One important insight of the day was that (self-)awareness of entrepreneurship as a viable career option could be affected by entrepreneurship education. An international research endeavor on student’s entrepreneurial intentions, specifically addresses this relationship as explained by Anne van Ewijk (Abu Dhabi University). So far, 41 universities have been approached of which 17 assured their participation. There is still opportunity to participate in the project (click here for more information). Also, research by Matthijs Hammer (Delft University of Technology/Saxion University of Applied Sciences) showed that the didactical design of some entrepreneurship education programs in the Netherlands score higher on the awareness phase of the entrepreneurial opportunity and development process, while other programs are more oriented towards venture creation. In contrast, two Finnish programs assessed in the study were more balanced considering their orientation on entrepreneurial phases.
In general, an individual educational attainment is an important breeding ground for entrepreneurial activity. It can positively affect the propensity to become an ambitious entrepreneur, not only in an independent position but also as an entrepreneurial employee (intrapreneurs). Werner Liebregts (Utrecht University) demonstrated how this effect is even stronger for the latter category, especially in countries with a high uncertainty avoidant population. Extending these outcomes, Sharon Dolmans (Eindhoven University of Technology) showed a positive impact of entrepreneurship educational programs (Jong Ondernemen) on employment activities and employability. By means of a field experiment with control group design, the study found support of: a higher likelihood of employment, a shorter time to the first job, a higher likelihood of managing positions, and more time spent on leading new initiatives.
Finally, an important new insight that the seminar yielded was presented by André van Stel (Kozminski University). He stressed that family firm succession is becoming more and more problematic as the intentions of students to take over their parents’ business are low (approximately 5% across the world). Better employment options, starting an own business and negative experiences in the family firm may interfere. Taking that into account it was found that this succession interest can be raised by: involvement of children in their parents’ business operations during their university studies, and with dedicated university programs promoting the interest of current students in their parents’ business operations.

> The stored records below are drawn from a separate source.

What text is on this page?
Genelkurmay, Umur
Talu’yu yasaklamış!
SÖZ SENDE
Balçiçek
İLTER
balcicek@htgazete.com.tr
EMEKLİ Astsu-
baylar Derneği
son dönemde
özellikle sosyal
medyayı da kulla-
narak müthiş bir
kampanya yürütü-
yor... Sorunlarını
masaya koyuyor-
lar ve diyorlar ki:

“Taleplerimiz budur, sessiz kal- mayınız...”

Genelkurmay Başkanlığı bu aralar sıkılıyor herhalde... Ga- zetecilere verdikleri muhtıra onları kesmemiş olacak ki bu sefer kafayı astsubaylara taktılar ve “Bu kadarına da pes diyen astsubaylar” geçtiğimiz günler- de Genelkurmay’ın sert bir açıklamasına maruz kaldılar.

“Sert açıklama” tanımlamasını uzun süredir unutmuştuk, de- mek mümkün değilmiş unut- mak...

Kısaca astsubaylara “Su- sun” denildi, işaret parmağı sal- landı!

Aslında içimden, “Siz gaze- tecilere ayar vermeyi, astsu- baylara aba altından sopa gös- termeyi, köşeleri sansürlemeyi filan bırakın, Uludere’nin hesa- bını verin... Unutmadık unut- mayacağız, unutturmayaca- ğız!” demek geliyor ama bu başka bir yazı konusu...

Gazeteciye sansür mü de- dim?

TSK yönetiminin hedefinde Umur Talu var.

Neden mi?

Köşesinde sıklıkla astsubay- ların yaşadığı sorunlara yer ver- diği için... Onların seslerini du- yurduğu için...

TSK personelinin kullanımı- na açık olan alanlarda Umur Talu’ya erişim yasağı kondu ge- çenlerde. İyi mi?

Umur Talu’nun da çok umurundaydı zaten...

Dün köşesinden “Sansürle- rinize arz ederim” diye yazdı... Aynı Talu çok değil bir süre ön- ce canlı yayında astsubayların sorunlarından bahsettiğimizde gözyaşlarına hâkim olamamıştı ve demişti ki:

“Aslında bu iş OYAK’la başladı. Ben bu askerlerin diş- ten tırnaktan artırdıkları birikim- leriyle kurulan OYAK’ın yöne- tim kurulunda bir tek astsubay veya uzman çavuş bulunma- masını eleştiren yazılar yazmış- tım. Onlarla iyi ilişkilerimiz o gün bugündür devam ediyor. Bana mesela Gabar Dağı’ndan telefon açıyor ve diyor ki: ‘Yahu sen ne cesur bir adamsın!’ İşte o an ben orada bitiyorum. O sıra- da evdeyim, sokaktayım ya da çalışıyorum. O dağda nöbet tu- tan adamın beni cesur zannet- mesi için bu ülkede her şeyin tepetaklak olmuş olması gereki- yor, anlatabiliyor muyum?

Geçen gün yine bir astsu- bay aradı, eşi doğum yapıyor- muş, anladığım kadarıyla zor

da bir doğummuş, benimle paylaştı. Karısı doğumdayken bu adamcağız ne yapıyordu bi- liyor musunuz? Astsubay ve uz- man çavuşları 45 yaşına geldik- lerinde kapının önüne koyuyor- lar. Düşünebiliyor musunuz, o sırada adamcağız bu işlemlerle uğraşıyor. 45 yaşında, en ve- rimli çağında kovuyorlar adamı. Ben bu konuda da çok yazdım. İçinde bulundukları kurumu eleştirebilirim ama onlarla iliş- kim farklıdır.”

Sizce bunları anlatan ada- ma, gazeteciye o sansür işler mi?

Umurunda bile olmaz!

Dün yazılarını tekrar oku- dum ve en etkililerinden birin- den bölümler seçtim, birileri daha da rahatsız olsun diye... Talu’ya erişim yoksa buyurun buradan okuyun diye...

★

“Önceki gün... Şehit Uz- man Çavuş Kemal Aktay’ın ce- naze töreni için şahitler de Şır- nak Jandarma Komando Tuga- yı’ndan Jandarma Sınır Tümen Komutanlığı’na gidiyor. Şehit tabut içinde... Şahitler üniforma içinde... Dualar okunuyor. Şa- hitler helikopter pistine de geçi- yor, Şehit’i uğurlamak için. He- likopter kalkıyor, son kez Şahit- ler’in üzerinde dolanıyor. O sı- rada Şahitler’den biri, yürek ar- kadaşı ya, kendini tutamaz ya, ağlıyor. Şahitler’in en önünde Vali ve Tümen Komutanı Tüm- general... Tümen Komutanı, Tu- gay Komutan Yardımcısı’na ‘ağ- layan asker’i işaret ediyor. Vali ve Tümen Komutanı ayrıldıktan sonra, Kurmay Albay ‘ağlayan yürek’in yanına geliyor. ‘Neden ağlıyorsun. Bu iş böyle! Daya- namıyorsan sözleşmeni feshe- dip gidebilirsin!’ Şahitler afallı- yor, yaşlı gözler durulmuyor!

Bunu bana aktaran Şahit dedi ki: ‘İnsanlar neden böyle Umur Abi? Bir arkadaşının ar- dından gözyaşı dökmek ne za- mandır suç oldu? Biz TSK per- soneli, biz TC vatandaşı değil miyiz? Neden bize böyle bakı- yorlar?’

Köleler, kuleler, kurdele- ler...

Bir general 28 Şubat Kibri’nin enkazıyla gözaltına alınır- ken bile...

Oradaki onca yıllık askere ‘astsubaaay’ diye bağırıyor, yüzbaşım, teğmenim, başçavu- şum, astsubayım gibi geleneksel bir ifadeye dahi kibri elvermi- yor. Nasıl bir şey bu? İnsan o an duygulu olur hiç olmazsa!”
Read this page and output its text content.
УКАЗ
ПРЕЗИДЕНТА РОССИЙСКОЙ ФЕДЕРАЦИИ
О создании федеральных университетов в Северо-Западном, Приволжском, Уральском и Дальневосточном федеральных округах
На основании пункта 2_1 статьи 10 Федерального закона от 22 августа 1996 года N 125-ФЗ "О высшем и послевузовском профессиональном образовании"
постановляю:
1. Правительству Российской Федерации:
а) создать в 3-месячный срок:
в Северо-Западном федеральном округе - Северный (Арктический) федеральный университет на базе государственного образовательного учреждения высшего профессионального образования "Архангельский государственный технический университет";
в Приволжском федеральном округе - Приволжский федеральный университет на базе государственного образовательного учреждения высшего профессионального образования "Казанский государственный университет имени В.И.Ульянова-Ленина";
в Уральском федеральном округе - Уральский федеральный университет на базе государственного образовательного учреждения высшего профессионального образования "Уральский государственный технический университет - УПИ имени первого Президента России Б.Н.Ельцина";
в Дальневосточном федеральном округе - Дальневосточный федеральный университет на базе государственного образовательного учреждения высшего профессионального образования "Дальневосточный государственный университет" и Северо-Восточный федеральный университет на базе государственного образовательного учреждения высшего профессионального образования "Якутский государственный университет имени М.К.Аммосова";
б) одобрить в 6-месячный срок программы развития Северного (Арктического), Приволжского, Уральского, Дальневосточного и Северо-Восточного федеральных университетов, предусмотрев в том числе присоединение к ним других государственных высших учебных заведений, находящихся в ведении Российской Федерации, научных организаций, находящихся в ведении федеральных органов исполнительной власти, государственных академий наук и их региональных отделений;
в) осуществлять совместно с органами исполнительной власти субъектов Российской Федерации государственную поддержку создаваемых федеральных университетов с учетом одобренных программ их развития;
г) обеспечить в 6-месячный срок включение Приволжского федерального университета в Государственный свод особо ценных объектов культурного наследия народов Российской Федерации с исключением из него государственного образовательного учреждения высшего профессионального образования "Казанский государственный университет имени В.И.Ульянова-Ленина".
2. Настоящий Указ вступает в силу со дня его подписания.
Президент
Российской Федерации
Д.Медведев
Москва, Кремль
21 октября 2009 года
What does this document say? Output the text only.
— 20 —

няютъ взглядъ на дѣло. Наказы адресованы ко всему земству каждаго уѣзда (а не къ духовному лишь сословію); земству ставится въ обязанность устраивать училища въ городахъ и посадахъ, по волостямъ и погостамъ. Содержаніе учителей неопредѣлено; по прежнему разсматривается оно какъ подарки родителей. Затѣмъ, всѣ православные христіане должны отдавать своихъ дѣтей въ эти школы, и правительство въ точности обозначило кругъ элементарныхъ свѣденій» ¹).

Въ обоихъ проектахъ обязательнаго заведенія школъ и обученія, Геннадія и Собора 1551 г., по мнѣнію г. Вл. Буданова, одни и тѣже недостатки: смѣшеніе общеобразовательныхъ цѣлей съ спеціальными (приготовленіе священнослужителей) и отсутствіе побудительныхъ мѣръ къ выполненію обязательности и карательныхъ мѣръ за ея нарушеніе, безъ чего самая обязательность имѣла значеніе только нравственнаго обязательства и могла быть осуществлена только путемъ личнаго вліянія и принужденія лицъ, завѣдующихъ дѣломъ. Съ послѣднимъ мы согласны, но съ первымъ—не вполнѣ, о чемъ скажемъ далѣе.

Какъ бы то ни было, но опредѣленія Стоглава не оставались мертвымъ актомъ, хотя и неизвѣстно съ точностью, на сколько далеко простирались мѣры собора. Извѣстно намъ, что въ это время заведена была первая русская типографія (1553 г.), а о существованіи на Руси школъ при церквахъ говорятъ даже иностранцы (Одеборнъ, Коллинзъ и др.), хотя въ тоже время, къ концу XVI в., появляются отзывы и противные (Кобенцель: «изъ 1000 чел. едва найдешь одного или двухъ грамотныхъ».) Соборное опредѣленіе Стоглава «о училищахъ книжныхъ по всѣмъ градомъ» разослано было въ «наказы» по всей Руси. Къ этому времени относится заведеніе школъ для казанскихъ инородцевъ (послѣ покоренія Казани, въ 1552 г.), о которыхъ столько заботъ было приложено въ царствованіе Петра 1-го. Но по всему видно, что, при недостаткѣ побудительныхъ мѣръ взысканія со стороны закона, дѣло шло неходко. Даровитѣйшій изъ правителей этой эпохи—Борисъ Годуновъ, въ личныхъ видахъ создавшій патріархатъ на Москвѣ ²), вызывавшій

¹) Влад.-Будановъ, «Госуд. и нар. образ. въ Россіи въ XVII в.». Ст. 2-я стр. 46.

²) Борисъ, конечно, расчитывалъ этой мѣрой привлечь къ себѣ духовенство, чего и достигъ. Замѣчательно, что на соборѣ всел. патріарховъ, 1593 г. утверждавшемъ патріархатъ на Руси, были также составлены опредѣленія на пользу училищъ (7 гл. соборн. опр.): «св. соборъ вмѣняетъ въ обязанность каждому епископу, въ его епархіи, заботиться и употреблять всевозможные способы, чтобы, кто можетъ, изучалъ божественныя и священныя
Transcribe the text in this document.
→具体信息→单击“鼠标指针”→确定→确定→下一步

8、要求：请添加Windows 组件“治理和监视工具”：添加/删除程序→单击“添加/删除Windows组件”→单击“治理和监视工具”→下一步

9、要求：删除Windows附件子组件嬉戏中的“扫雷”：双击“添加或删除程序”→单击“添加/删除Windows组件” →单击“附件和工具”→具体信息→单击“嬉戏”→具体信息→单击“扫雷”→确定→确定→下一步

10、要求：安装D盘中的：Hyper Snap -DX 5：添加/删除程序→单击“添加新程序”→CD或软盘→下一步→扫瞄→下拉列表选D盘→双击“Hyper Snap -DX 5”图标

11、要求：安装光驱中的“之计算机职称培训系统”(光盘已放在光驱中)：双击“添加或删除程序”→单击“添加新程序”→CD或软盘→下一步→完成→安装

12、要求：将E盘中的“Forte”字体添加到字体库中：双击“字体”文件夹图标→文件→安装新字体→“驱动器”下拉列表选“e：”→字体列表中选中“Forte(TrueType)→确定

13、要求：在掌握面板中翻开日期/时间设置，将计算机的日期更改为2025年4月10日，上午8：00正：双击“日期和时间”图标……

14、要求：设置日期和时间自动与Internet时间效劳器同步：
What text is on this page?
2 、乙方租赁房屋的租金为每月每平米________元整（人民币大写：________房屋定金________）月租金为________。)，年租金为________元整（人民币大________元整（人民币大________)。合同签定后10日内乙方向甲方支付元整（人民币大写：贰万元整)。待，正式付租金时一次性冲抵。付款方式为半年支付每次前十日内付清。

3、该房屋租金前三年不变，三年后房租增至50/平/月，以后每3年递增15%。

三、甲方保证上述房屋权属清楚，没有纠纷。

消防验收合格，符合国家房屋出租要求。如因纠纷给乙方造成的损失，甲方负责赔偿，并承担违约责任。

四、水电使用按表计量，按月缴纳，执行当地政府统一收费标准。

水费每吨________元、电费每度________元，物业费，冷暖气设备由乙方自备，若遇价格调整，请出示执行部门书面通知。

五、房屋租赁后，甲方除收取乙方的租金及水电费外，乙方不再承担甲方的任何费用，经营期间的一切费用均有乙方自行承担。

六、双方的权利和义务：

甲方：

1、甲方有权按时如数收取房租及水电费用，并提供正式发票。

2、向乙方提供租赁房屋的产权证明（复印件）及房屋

A general conclusion of the day was that entrepreneurship education may be beneficial for both students and the wider society, even if not all students end up running their own businesses. The various presentations showed that in modern economies, the availability of entrepreneurial emloyees becomes more and more important for business success. Moreover, students following entrepreneurship education are more likely to find a managing position, either in a corporate firm or in a family business. Hence, entrepreneurship education enables the emergence of successful new businesses not only by delivering new independent entrepreneurs but also by delivering entrepreneurial employees that the independent entrepreneurs need to make their business a success.